When Denver shelled out $275,000 to settle claims that a mayoral aid harassed a member of his security detail, the bill was actually a lot higher.

The city spent an additional $182,000 on legal fees paid to three private lawfirms. And that’s part of a common pattern, according to documents obtained by a group of news organizations.

Denver paid two outside law firms nearly $245,000 in legal fees by the time it finally reached a settlement with Stuart Shaprio, a former assistant city attorney who was investigated and cleared misconduct in a jail abuse case.

Shaprio won $660,000 in the settlement.

Attorney fees paid to private law firms are the often-hidden cost when a public entity settles a lawsuit. The high-profile payouts make the headlines, but what a city, county or state spent to reach that deal gets lost – even when the total spent on legal fees rivals the settlement itself.

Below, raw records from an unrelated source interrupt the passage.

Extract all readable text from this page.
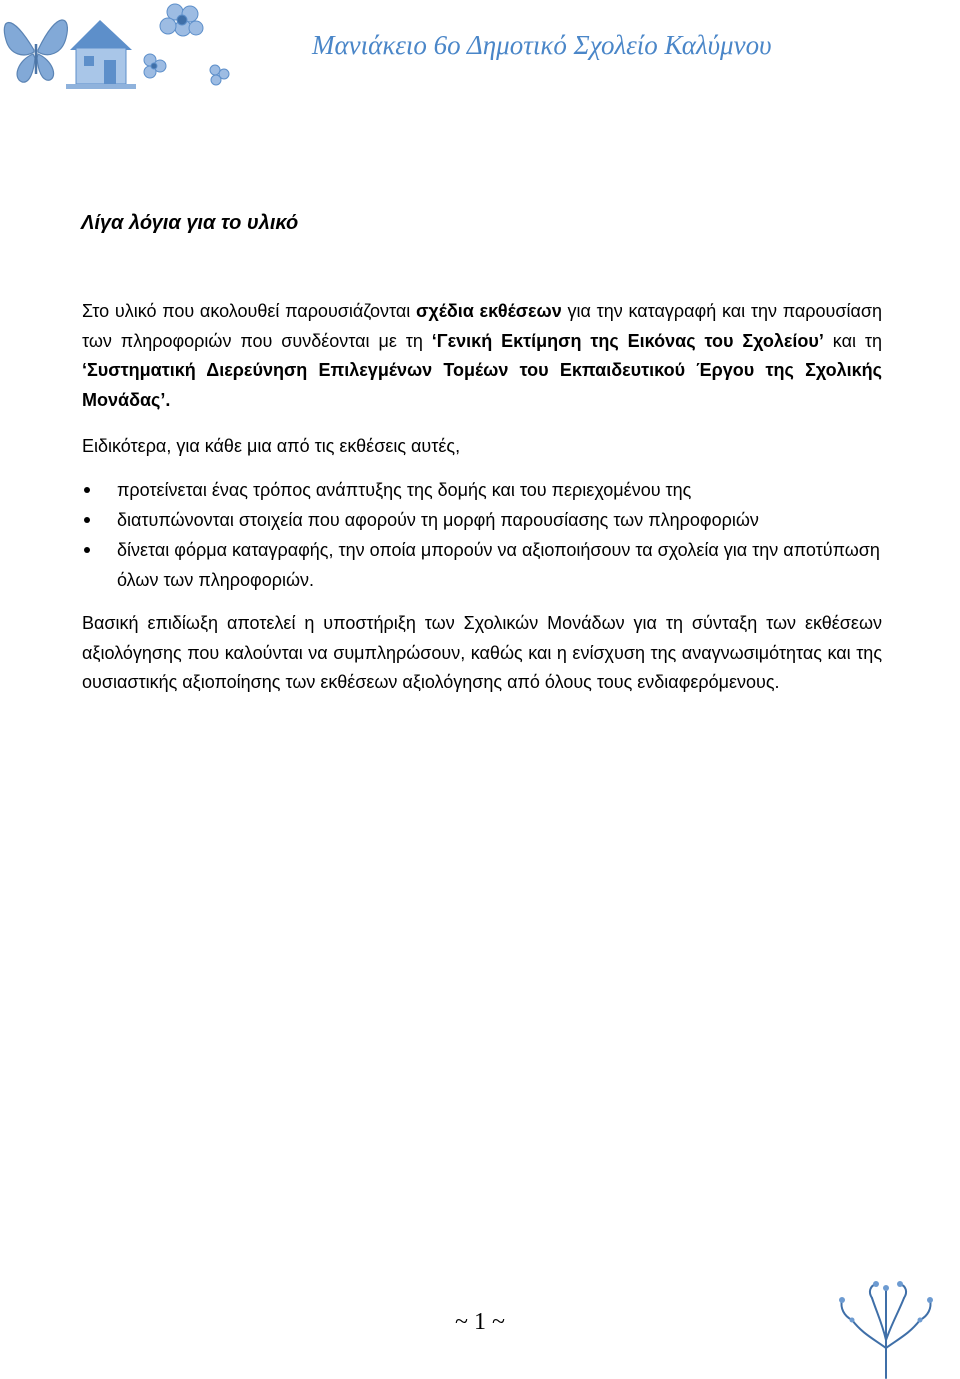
Μανιάκειο 6ο Δημοτικό Σχολείο Καλύμνου
Λίγα λόγια για το υλικό
Στο υλικό που ακολουθεί παρουσιάζονται σχέδια εκθέσεων για την καταγραφή και την παρουσίαση των πληροφοριών που συνδέονται με τη ‘Γενική Εκτίμηση της Εικόνας του Σχολείου’ και τη ‘Συστηματική Διερεύνηση Επιλεγμένων Τομέων του Εκπαιδευτικού Έργου της Σχολικής Μονάδας’.
Ειδικότερα, για κάθε μια από τις εκθέσεις αυτές,
προτείνεται ένας τρόπος ανάπτυξης της δομής και του περιεχομένου της
διατυπώνονται στοιχεία που αφορούν τη μορφή παρουσίασης των πληροφοριών
δίνεται φόρμα καταγραφής, την οποία μπορούν να αξιοποιήσουν τα σχολεία για την αποτύπωση όλων των πληροφοριών.
Βασική επιδίωξη αποτελεί η υποστήριξη των Σχολικών Μονάδων για τη σύνταξη των εκθέσεων αξιολόγησης που καλούνται να συμπληρώσουν, καθώς και η ενίσχυση της αναγνωσιμότητας και της ουσιαστικής αξιοποίησης των εκθέσεων αξιολόγησης από όλους τους ενδιαφερόμενους.
~ 1 ~
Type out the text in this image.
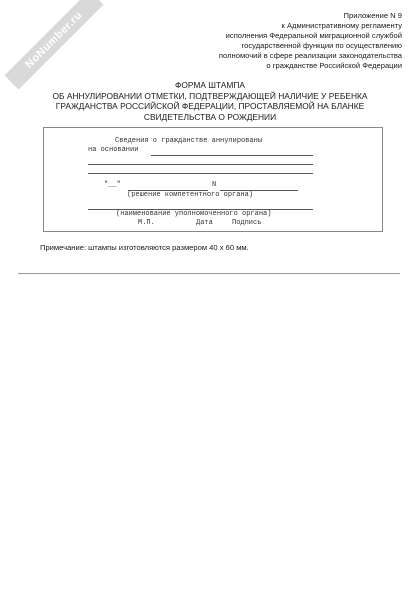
NoNumber.ru	Приложение N 9
к Административному регламенту
исполнения Федеральной миграционной службой
государственной функции по осуществлению
полномочий в сфере реализации законодательства
о гражданстве Российской Федерации
ФОРМА ШТАМПА
ОБ АННУЛИРОВАНИИ ОТМЕТКИ, ПОДТВЕРЖДАЮЩЕЙ НАЛИЧИЕ У РЕБЕНКА
ГРАЖДАНСТВА РОССИЙСКОЙ ФЕДЕРАЦИИ, ПРОСТАВЛЯЕМОЙ НА БЛАНКЕ
СВИДЕТЕЛЬСТВА О РОЖДЕНИИ
Сведения о гражданстве аннулированы
на основании
"__"	N
(решение компетентного органа)
(наименование уполномоченного органа)
М.П.	Дата	Подпись
Примечание: штампы изготовляются размером 40 x 60 мм.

Between 2012 and 2016 Denver paid eight outside law firms about $430,000 dollars to settle lawsuits brought by four people, according to a joint records request made by 9NEWS and KMGH, KDVR, KNUS 710 AM and The Denver Post.

That includes $65,000 to defend Denver after the city was accused of mishandling a public records request.

Denver isn’t the only major city to spend hundreds of thousands of dollars on legal fees. A 2017 review of 20 major cities by Governing revealed that cities like Austin, Phoenix and Seattle spent more on litigation than they did on payouts.

City attorney Kristin Bronson said in a statement that Denver hires a private law firm when the city needs an expert in a particular subject, to avoid legal or ethical conflict or when the office can't handle the workload.

"The CAO works to preserve the taxpayer’s dollars in every case, and decisions to employ outside counsel are not made lightly," Bronson said. "These difficult decisions are made on a case-by-case basis, as there are many factors to be considered."

It’s not just the payments to the lawyers Denver hires that get overlooked when a settlement makes headlines.

Former mayoral aide Wayne McDonald got $200,0000. Lesley Branch-Wise, the woman who accused McDonald of harassment, got $75,000.

What's often overlooked is the amount their attorneys take home.

Branch-Wise kept $47,472.40 of her settlement, and McDonald kept $100,000 from his deal.

That means the private attorneys in these two cases made $309,833.42 while the plaintiffs made less than half of that.